2018 yılında, V-ZUG'un ana tesisinin üretim tesislerinden, ofis binalarından ve konutlardan oluşan bir ekosisteme dönüştürülmesine yönelik Technology Cluster Zug iskan planı, kent parlamentosu tarafından onaylanmıştır. TechCluster CEO'su Beat Weiss'a göre bu aynı zamanda, her binanın bu iddialı projenin vizyonunu, misyonunu ve değerlerini yansıttığı mimari bir projedir.

Bu kompleks imar planının ilk parçalarından biri, İsviçre-Basel merkezli mimarlık firması Diener & Diener tarafından tasarlanan V-ZUG Zephyr Hangar'dı. Bir üretim tesisi binası olarak ilk ilham kaynağı, eski bir imalat deposunun çatısıydı. Ayrıca, bu eğimli çatı bölümleri, doğal ışığı içeri alarak tüm tesise enerji temin eden fotovoltaik sistem için alan sağlıyor. Günümüzde bu etkileyici bina, presleme tesisini ve diğer üretim tesislerini barındırıyor. İki kattan oluşuyor: Zemin katta, üretimin merkezi olan pres bulunuyor. Askıda bir fabrikaya benzeyen ikinci kat, tüm yüzey iyileştirme tesislerine alan sağlıyor. Bir tür dikey endüstri düzeni oluşturmak suretiyle alanı optimize etmek için iki fonksiyonu üst üste yerleştirmek, inovasyonların yalnızca ilkiydi: İkincisi, temel işi metalleri dönüştürmek olan bir şirket şöyle dursun, kimsenin endüstriyel bir bağlamda kullanmayacağı bir materyal olan ahşabın yoğun kullanımıydı.

Estetik, bu projenin ikincil bir bileşeni değildi. Bina bir kentte bulunduğundan, fabrikanın yüksek bir mimari standartta olması önemliydi. Ayrıca, binanın V-ZUG ve TechCluster değerlerine uygun olarak inşa edilmesi de çok önemliydi. Mimarlar, temel malzeme olarak keresteyi seçtiler. Kereste, geleneksel inşaat malzemeleriyle kıyaslandığında sera gazı emisyonlarını %66 oranında düşürmüştür. Üstelik çok daha az zaman almıştır: Çatı dahil olmak üzere, şantiye alanı sadece beş ayda tamamlandı. Buna ilaveten, %100 oranında İsviçre kerestesinin kullanılması yerel ekonomiyi ve teknik bilgi birikimini de desteklemiştir. Sütunsuz testere dişi çatısıyla ahşaptan üretim alanı öyle güzeldi ki 2020'de, henüz boşken konser salonu olarak kullanıldı. Akustiğin bu kadar iyi olmasının nedeni, fabrikanın çevredeki evlerle ilgili olarak sesi yalıtacak şekilde tasarlanmış olmasıdır.

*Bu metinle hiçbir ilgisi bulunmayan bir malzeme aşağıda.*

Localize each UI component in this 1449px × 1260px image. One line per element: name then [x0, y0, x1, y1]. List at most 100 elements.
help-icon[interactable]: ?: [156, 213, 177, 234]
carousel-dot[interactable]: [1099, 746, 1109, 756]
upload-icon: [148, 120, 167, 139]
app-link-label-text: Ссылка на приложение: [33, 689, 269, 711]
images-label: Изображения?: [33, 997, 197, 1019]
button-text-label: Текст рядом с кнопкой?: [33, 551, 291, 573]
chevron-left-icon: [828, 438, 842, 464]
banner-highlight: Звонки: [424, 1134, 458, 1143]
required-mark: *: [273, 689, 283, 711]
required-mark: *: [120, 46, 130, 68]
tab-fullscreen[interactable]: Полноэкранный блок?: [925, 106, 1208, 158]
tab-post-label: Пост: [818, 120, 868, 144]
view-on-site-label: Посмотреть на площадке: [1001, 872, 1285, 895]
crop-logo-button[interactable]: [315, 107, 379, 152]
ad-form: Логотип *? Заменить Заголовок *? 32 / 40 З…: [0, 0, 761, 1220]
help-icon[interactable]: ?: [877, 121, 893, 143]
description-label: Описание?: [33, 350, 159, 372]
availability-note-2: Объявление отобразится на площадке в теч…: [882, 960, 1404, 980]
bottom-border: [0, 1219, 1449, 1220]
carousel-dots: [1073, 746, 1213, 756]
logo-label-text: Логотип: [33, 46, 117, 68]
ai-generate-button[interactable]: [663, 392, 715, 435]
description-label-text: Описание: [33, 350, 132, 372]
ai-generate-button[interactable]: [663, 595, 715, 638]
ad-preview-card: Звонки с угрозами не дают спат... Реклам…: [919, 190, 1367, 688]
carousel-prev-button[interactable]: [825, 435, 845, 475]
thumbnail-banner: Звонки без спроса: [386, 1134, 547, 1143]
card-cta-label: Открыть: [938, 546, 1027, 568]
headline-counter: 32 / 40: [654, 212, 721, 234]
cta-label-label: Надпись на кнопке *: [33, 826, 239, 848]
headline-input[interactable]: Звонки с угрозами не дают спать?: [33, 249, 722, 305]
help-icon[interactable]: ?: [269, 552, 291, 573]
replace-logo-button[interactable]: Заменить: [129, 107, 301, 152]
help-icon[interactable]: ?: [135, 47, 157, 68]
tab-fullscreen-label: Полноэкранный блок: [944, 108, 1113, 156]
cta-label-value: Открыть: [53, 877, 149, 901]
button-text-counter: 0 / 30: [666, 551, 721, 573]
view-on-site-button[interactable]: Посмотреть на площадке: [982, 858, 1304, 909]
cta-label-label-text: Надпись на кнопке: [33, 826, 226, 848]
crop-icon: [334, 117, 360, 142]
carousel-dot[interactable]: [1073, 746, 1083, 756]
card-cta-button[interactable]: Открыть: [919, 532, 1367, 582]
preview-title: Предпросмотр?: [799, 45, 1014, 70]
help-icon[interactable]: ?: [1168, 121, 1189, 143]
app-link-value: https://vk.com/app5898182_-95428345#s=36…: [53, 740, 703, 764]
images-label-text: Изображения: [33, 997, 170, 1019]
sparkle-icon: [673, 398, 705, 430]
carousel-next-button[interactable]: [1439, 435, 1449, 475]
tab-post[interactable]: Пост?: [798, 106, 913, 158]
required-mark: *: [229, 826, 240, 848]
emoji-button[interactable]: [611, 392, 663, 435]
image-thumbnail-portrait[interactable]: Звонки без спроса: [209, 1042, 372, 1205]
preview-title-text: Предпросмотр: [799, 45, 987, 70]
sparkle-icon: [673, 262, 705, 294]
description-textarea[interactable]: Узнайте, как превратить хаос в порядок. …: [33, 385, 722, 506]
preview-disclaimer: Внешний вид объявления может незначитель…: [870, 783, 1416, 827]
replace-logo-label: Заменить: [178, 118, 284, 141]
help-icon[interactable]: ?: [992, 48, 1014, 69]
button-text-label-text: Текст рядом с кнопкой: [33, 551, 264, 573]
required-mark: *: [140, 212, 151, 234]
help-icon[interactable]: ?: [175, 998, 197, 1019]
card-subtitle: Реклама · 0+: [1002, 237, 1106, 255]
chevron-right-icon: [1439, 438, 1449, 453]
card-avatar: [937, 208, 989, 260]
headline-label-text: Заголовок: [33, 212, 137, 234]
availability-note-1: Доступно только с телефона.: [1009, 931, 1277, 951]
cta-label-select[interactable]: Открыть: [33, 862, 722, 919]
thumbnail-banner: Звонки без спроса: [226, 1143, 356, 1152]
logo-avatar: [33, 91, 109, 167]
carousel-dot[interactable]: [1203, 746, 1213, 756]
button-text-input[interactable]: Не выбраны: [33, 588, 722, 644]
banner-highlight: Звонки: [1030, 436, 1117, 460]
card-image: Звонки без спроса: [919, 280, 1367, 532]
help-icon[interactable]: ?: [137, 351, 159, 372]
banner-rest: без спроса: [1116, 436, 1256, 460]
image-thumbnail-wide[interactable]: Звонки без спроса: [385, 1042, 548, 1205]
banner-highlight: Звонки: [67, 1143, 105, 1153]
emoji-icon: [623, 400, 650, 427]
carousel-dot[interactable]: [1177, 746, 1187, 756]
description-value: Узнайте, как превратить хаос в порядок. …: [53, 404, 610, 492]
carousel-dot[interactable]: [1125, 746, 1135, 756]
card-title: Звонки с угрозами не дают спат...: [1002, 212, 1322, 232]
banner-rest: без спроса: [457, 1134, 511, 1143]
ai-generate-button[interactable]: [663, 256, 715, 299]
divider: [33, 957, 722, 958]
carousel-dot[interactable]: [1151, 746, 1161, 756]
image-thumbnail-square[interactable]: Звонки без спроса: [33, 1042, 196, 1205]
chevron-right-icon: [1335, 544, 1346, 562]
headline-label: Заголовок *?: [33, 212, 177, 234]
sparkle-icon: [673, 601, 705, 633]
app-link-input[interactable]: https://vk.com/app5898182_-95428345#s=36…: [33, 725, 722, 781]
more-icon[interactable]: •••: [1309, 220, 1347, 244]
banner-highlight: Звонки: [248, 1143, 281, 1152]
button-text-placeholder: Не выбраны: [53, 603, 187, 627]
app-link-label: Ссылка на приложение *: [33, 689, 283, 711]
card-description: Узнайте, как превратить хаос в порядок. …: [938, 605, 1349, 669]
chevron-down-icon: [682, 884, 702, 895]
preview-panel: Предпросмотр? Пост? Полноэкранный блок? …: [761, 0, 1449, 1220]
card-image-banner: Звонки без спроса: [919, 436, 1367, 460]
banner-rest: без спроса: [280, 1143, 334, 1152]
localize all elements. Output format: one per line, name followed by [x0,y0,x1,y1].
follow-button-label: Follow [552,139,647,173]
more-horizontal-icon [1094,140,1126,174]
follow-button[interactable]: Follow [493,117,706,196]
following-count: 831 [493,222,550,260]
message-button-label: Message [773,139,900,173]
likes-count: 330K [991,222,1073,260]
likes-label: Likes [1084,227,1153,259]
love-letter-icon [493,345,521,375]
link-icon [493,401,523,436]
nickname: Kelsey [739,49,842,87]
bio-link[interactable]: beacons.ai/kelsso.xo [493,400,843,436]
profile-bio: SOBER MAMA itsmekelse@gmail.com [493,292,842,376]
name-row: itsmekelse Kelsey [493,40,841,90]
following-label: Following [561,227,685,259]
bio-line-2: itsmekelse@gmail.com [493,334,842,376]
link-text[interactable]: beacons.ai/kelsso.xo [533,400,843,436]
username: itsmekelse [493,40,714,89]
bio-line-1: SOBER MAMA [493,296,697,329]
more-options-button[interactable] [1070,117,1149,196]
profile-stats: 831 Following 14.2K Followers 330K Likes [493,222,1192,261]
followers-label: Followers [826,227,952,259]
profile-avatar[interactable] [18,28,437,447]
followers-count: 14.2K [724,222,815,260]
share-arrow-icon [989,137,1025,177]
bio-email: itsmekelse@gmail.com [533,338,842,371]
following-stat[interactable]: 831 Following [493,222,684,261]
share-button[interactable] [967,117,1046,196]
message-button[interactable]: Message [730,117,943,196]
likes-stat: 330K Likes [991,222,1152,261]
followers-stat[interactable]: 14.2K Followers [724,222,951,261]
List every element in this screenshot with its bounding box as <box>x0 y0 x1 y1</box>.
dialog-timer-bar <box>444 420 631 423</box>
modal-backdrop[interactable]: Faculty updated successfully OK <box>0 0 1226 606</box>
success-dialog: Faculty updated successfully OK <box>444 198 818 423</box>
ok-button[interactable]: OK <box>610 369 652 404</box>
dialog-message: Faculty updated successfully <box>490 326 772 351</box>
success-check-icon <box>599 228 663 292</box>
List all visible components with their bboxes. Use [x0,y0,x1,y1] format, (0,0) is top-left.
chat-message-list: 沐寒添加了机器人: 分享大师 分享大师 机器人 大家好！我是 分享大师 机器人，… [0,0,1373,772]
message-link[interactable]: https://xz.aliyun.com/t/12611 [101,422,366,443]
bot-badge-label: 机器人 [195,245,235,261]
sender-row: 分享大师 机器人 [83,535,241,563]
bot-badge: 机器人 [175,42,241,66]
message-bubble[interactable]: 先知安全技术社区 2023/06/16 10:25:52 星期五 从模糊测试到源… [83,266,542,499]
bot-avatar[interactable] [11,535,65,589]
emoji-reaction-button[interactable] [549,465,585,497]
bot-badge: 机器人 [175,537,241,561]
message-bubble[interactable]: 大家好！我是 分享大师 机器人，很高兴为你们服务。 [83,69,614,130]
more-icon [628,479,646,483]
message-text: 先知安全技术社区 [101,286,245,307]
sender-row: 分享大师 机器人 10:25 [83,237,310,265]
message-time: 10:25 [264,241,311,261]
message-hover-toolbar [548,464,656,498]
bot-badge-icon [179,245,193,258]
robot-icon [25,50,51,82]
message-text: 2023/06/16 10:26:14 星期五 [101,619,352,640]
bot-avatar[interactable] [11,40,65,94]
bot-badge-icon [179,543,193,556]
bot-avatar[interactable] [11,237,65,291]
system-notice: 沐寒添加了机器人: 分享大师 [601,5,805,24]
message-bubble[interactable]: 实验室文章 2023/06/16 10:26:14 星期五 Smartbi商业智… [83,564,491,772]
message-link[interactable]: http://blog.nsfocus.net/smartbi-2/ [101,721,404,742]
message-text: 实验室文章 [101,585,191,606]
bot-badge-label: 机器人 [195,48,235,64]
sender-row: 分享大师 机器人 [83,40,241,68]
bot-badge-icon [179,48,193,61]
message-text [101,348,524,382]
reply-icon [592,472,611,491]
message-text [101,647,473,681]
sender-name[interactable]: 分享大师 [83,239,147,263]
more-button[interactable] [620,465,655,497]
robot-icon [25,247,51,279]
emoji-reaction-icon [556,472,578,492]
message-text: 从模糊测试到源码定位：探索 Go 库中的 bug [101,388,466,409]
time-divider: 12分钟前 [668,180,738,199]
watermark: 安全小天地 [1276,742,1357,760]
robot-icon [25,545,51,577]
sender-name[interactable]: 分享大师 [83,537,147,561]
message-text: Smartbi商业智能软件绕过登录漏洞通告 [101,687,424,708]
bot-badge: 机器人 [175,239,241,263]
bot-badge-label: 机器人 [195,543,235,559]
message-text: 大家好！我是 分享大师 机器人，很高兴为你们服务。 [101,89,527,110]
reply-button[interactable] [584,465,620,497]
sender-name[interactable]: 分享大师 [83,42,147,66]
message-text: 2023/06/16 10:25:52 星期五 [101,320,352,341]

2019'da tamamlanan V-ZUG Zephyr Hangar, tamamlandıktan itibaren kademeli olarak tam kapasiteyle çalışır hale geldi. Geleceğin fabrikası olarak, çağdaş bir üretim kentinin başlangıç noktasını temsil ediyor.

V-ZUG Hangar'ın iç yapı ve cephesi, %100 İsviçre kerestesinden yapılmıştır. Mimarlar ve mühendisler, V-ZUG Hangar'da İsviçre ormanlarından kullanılacak olan kerestenin tekrar ne kadar sürede yeniden büyütülebileceğini çalıştılar. Ulaştıkları yanıt şaşırtıcıydı: bir saat.